Iran lässt Atomkontrolleure wieder ins Land – Vance sieht großen Fortschritt

Der Iran hat sich nach US-Angaben bei Friedensverhandlungen in der Schweiz bereit erklärt, Inspektoren der Internationalen Atomenergie-Organisation (IAEO) wieder ins Land zu lassen. US-Vizepräsident JD Vance gab dies am Montag vor Journalisten bekannt und sprach von großen Fortschritten bei den Atomgesprächen.

Die Rückkehr der Inspektoren bezeichnete Vance als „einen wichtigen Meilenstein“ und als ersten Schritt zur „dauerhaften Denuklearisierung oder zur endgültigen Beendigung eines Atomwaffenprogramms im Iran“. Der Sprecher des iranischen Außenministeriums, Esmaeil Baqaei, stellte die Gespräche über das iranische Atomprogramm dagegen in ein weniger dramatisches Licht und erklärte, es habe nur eine sehr kurze Diskussion ohne Details stattgefunden.

Vance erwartet, dass die IAEO-Inspektionen, die bereits unter dem früheren JCPOA-Abkommen durchgeführt wurden, noch in dieser Woche wieder aufgenommen werden.
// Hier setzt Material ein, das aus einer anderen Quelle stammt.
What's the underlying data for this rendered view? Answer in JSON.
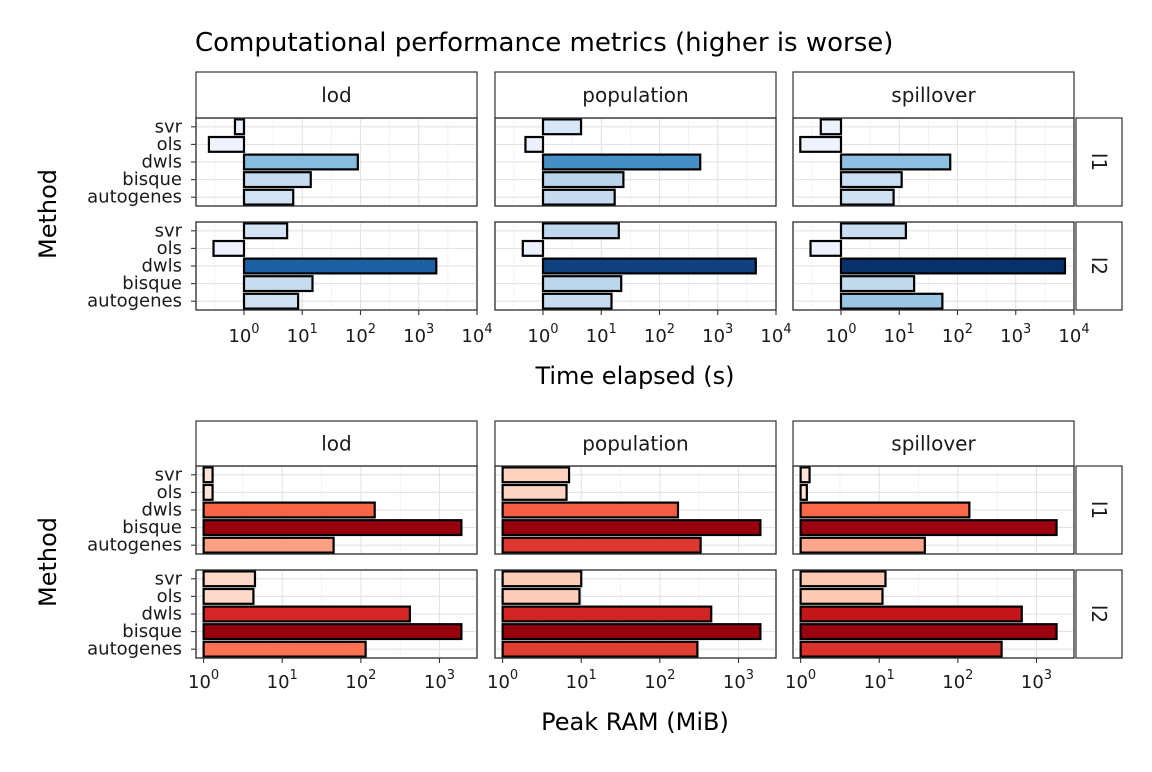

Insgesamt benannte der Vizepräsident vier erreichte Ziele: die Rückkehr der Inspektoren, die Schaffung eines Mechanismus zur Öffnung der Straße von Hormus, die Entwicklung eines Mechanismus zur „Konfliktvermeidung“ für den regionalen Waffenstillstand im Libanon und die Intensivierung eines Prozesses für zukünftige Verhandlungen.